While the average tenant is looking for bays 60 to 80 feet deep, the ones to be remodeled are up to 110 feet deep, Tulepan said.
“What we’d like to do is redo these bays so that the depths are much shorter,” Tulepan said. The recessed storefronts will then provide room for outdoor seating, he said.
“We believe by doing so, it’ll enhance our efforts to lease these spaces. It will bring some new and exciting tenants into the center. We’ll be bringing some restaurants into the center,” he said.
There are no restaurants lined up to move in yet, Tulepan said. The changes are in anticipation of future interest. “Our leasing individuals tell us that we do have an absolute interest in the location,” he said.
The commission’s approval allows for the changes, but the plaza will still have to go through the town’s approval process for architectural design.
Unfinished home to seek 2 more years; mayor vents
How long does it take to build a house?
Commissioners aren’t happy that the one at 1140 S. Ocean Blvd. still isn’t finished five years after owner Mark Sherman first pulled a construction permit for the work in 2017. At their July meeting, commissioners were asked for a permit extension to allow a new contractor, Mauro Brothers, to complete the work within two years.
Mayor Keith Waters said the continuing construction situation was disturbing.
“The inability to put a house on the ground and have it up in five years is untenable in this community,” Waters said. It shouldn’t take more than two years, he said.
“We’ve been remarkably patient, remarkably patient,” the mayor said of the Sherman home. “I have taken a great deal of flak, personally, from people who have to deal with that, live near that and are part of that construction.”
Town Manager Linda Stumpf told contractor Tony Mauro, who represented Sherman at the meeting, that the commission could grant only an 18-month extension — and it would come with the same $63,283.50 fee that the town would charge if Sherman applied for a new permit that would be good for two years.
Mauro then withdrew the permit extension request so that Sherman can file for a new permit and the extra six months it provides.
The house is barely half-finished, with 45% of the work remaining. That amounts to almost $1 million of the original $2.2 million plan. The permit fee is based on the cost of what’s left to be done.

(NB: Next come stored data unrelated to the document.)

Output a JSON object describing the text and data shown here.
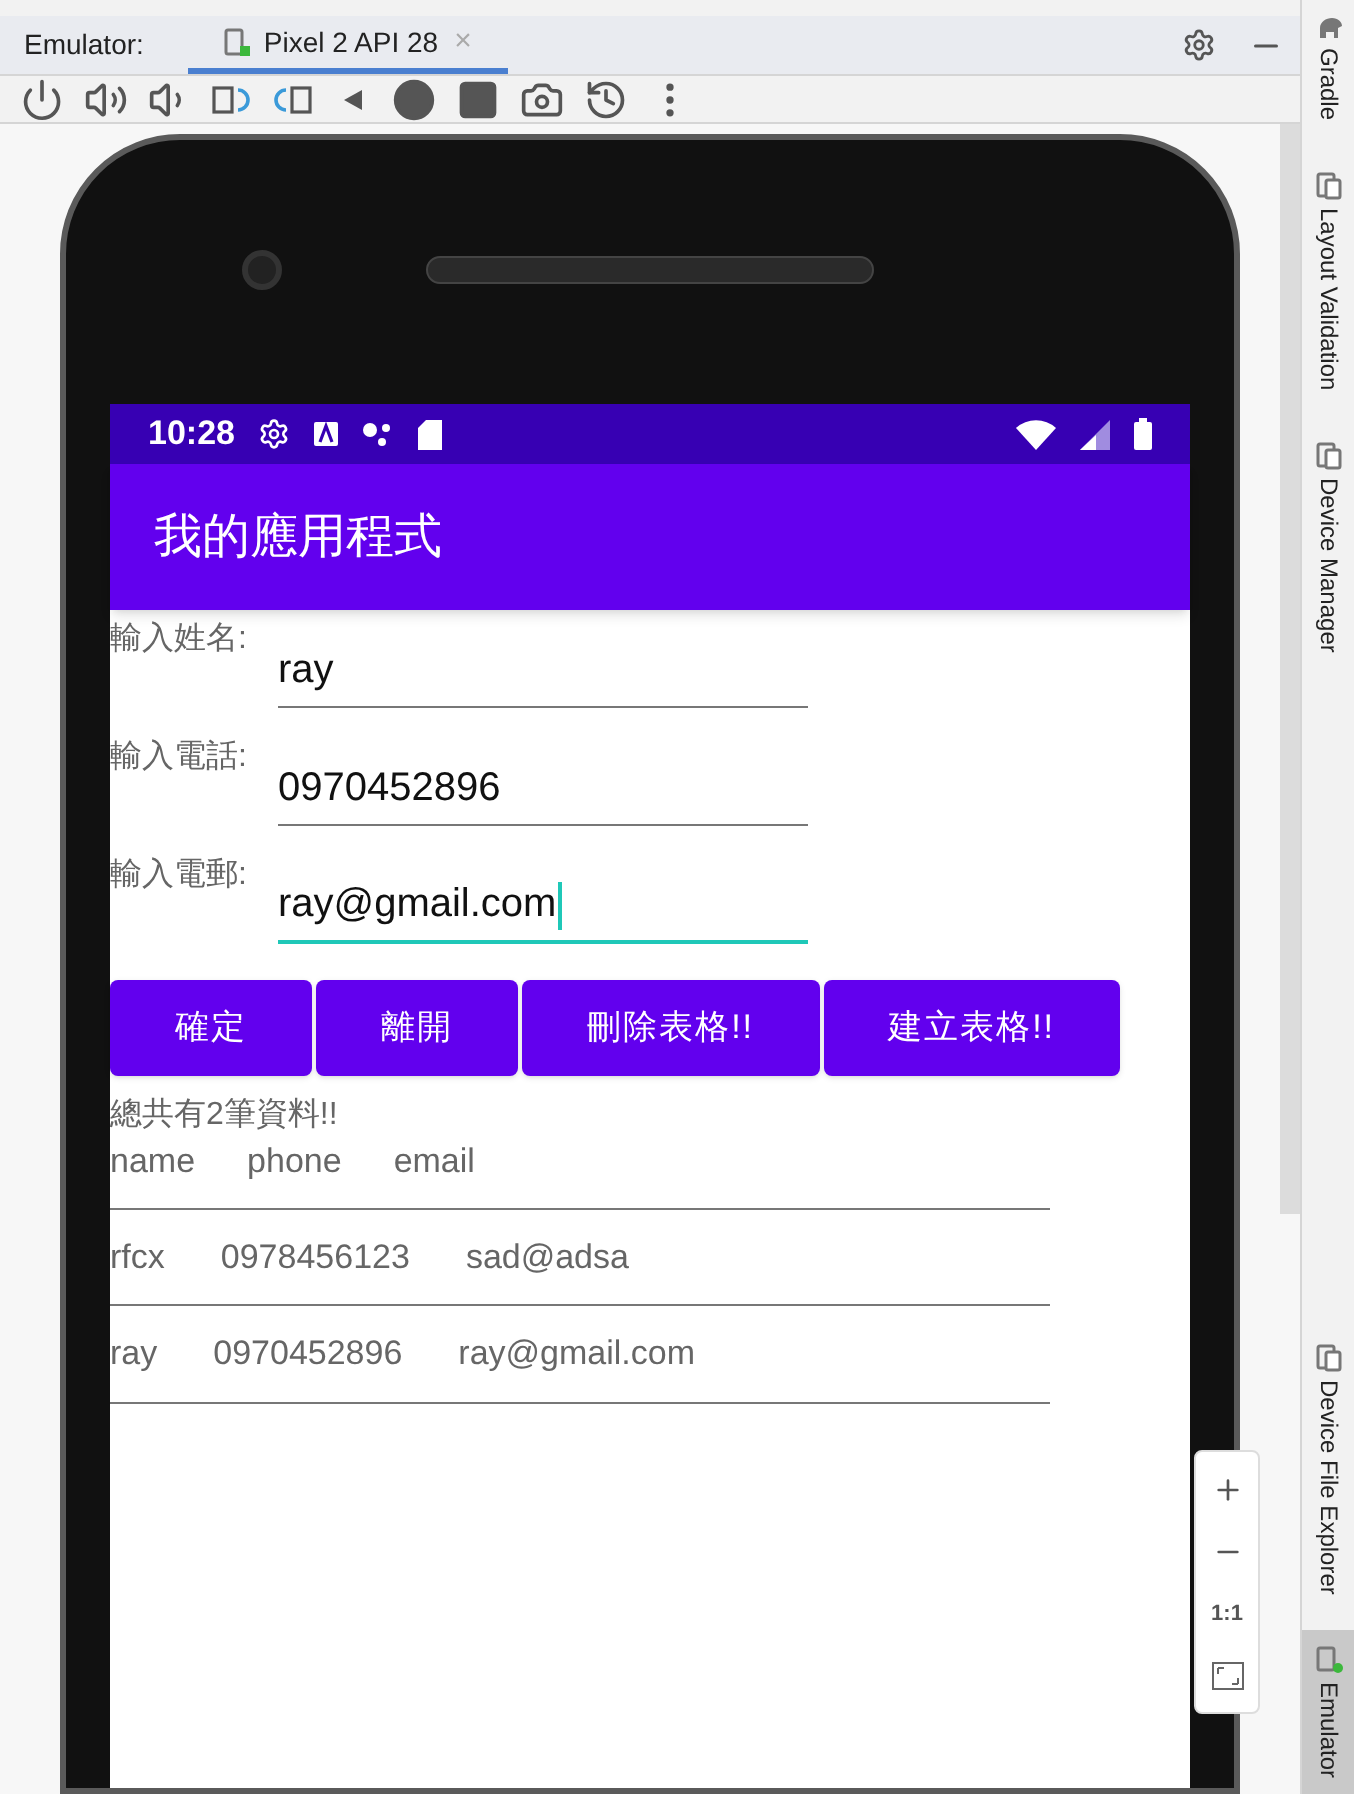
{
  "ide": {
    "label": "Emulator:",
    "tab": {
      "title": "Pixel 2 API 28",
      "selected": true,
      "close": "×"
    }
  },
  "side_tools_top": [
    {
      "label": "Gradle",
      "kind": "gradle",
      "selected": false
    },
    {
      "label": "Layout Validation",
      "kind": "device",
      "selected": false
    },
    {
      "label": "Device Manager",
      "kind": "device",
      "selected": false
    }
  ],
  "side_tools_bottom": [
    {
      "label": "Device File Explorer",
      "kind": "device",
      "selected": false
    },
    {
      "label": "Emulator",
      "kind": "emulator",
      "selected": true
    }
  ],
  "zoom_controls": {
    "actual_size": "1:1"
  },
  "phone": {
    "status_bar": {
      "time": "10:28"
    },
    "app_bar": {
      "title": "我的應用程式"
    },
    "form": [
      {
        "label": "輸入姓名:",
        "value": "ray",
        "focused": false
      },
      {
        "label": "輸入電話:",
        "value": "0970452896",
        "focused": false
      },
      {
        "label": "輸入電郵:",
        "value": "ray@gmail.com",
        "focused": true
      }
    ],
    "buttons": [
      "確定",
      "離開",
      "刪除表格!!",
      "建立表格!!"
    ],
    "summary": "總共有2筆資料!!",
    "table": {
      "columns": [
        "name",
        "phone",
        "email"
      ],
      "rows": [
        [
          "rfcx",
          "0978456123",
          "sad@adsa"
        ],
        [
          "ray",
          "0970452896",
          "ray@gmail.com"
        ]
      ]
    }
  }
}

“They’ve had some pretty major issues with construction. That’s why he’s made the change” in contractors, Mauro said of the owner. “As you know, he’s not a full-time resident. He’s been trusting some people to manage the project and finish it.”
The new building permit will be the third for the property. Sherman had to pull a second one in 2019 after commissioners denied a permit extension request then.
“I understand the frustration,” Mauro told commissioners. “This project is going to get finished, I have no doubt. So, this is the last time you’re going to see us.”
Not everyone was convinced.
“He’s going to be back in 24 months,” Vice Mayor Stewart Satter said after Mauro had left the commission chambers.
“He absolutely will,” Stumpf added.
In other action, commissioners approved an ordinance increasing the length of time for special exceptions and variances. The time allowed to begin construction following the issuance of a special exception or variance goes from six months to a year. The time needed to finish construction increases from 18 months to two years.
The commission also approved special exceptions for pedestrian tunnels underneath A1A for homes at 1890 and 1900 S. Ocean Blvd., and for an oceanside beach house at 1900 S. Ocean Blvd.
It also is allowing street-facing garage doors at 1400 Lands End Road. The garage will be farther back on the property and the owner has agreed to landscaping to hide its view from the street.